The Sun ran a very large photograp
h of Elizabeth, and a banner headline: SENATOR’S DAUGHTER CONDEMNS SUPREME COURT. The Herald was more sedate, but probably more persuasive. FAILURE OF DECENCY AND JUSTICE. MRS MULLER’S STATEMENT.
The Telegraph, where Alistair Beames was now editor, suggested there were a number of questions which should be answered, and that since the complainant was not only reputable, but related to a man who had helped frame the constitution, the very least the justices could do was to hear her. If not, it was more than reasonable to ask why.
William read them all. There was even a leader in the Star, and while it was equivocal, determined not to risk appearing sympathetic to any German-Australians, it also thought the public were entitled to know the facts of the case, and whether there was any truth in these startling accusations being raised by the daughter of a former but prominent politician.
Christ Almighty, he thought incredulously, with a rush of emotional pride, she might just win.
Elizabeth went back to the vineyard, but only for a day.
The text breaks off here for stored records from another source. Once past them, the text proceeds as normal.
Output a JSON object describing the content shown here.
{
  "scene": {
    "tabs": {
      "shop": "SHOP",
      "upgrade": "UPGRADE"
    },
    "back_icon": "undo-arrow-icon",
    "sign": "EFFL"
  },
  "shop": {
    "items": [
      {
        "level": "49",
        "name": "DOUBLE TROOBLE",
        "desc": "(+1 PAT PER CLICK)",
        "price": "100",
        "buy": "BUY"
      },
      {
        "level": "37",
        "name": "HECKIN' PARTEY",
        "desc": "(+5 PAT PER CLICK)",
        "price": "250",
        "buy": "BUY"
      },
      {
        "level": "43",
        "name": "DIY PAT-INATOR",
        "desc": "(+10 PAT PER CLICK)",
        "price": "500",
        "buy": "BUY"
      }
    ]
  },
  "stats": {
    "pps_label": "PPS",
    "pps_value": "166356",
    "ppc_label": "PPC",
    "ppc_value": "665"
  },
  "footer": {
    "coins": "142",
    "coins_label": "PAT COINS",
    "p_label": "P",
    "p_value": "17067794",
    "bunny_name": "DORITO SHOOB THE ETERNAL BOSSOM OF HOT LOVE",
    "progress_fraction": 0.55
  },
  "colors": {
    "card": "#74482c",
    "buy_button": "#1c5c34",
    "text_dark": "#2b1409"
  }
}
Carl was running it alone, managing to keep things going, he said, but warning her that when the harvest time arrived next February they may not have any pickers for the grapes. A few of his friends would help, but some would be busy on their own family vineyards, and the seasonal pickers they had used in the past would no longer work for Germans. Especially not for them. That was when she began to notice he was restless, almost distant.
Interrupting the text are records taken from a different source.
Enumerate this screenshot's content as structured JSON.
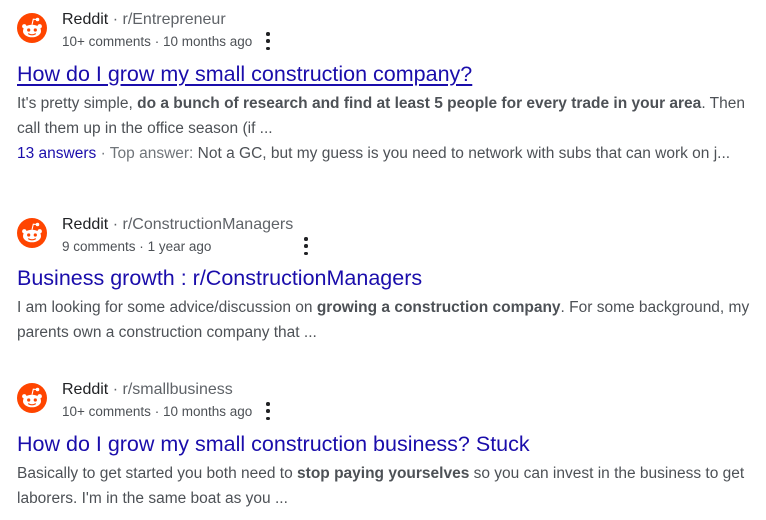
{
  "results": [
    {
      "site": "Reddit",
      "path": "r/Entrepreneur",
      "comments": "10+ comments",
      "age": "10 months ago",
      "title": "How do I grow my small construction company?",
      "snippet_pre": "It's pretty simple, ",
      "snippet_bold": "do a bunch of research and find at least 5 people for every trade in your area",
      "snippet_post": ". Then call them up in the office season (if ...",
      "answers_count": "13 answers",
      "answers_label": "Top answer:",
      "answers_text": "Not a GC, but my guess is you need to network with subs that can work on j..."
    },
    {
      "site": "Reddit",
      "path": "r/ConstructionManagers",
      "comments": "9 comments",
      "age": "1 year ago",
      "title": "Business growth : r/ConstructionManagers",
      "snippet_pre": "I am looking for some advice/discussion on ",
      "snippet_bold": "growing a construction company",
      "snippet_post": ". For some background, my parents own a construction company that ..."
    },
    {
      "site": "Reddit",
      "path": "r/smallbusiness",
      "comments": "10+ comments",
      "age": "10 months ago",
      "title": "How do I grow my small construction business? Stuck",
      "snippet_pre": "Basically to get started you both need to ",
      "snippet_bold": "stop paying yourselves",
      "snippet_post": " so you can invest in the business to get laborers. I'm in the same boat as you ..."
    }
  ],
  "separators": {
    "path": "·",
    "meta": "·"
  },
  "icons": {
    "favicon": "reddit-logo-icon",
    "menu": "more-vert-icon"
  },
  "colors": {
    "link": "#1a0dab",
    "reddit": "#ff4500",
    "text": "#4d5156"
  }
}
‘The harvest is still four months away,’ she told him, ‘and who knows what may happen by then?’
He seemed not to have heard the determined optimism. ‘What is it, Carl?’
‘Nothing.’
‘Trouble?’
‘No more than usual.’
‘Please tell me.’
‘Nothing, I said.’ There was a silence, then he shrugged. ‘That bastard Carson’s been stirring things up.’
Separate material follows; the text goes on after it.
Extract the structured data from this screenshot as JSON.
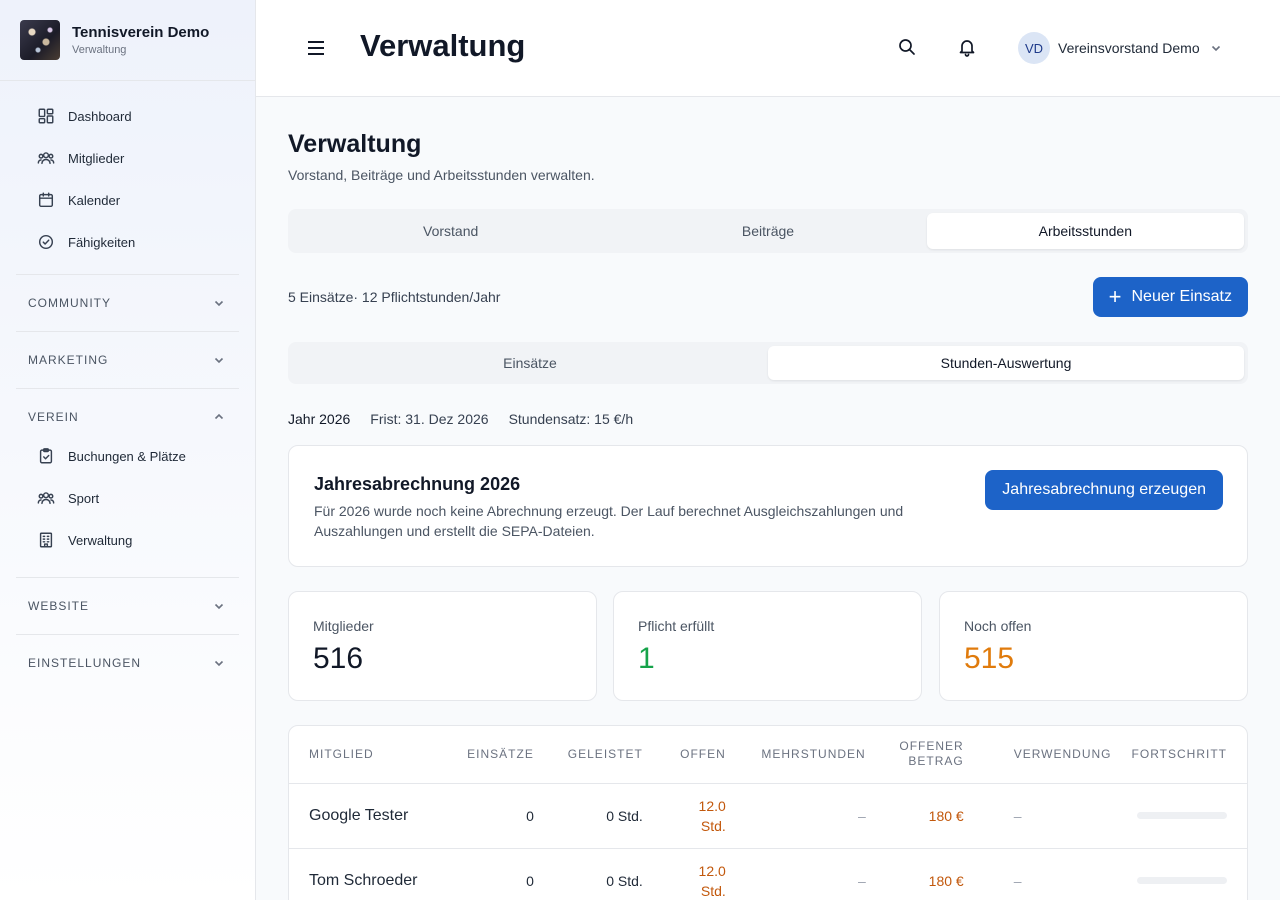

‘They’re so vindictive,’ Elizabeth said, ‘yet we helped them when they started their dairy farm. When they were poor.’
‘He’s rich now. They have even more contracts for army milk supplies.’
‘What happened?’
‘He’s been round again, trying to make Eva-Maria sell her land. He keeps offering less, scaring her into practically giving it to him. She was in tears, so I went and told him to keep away.’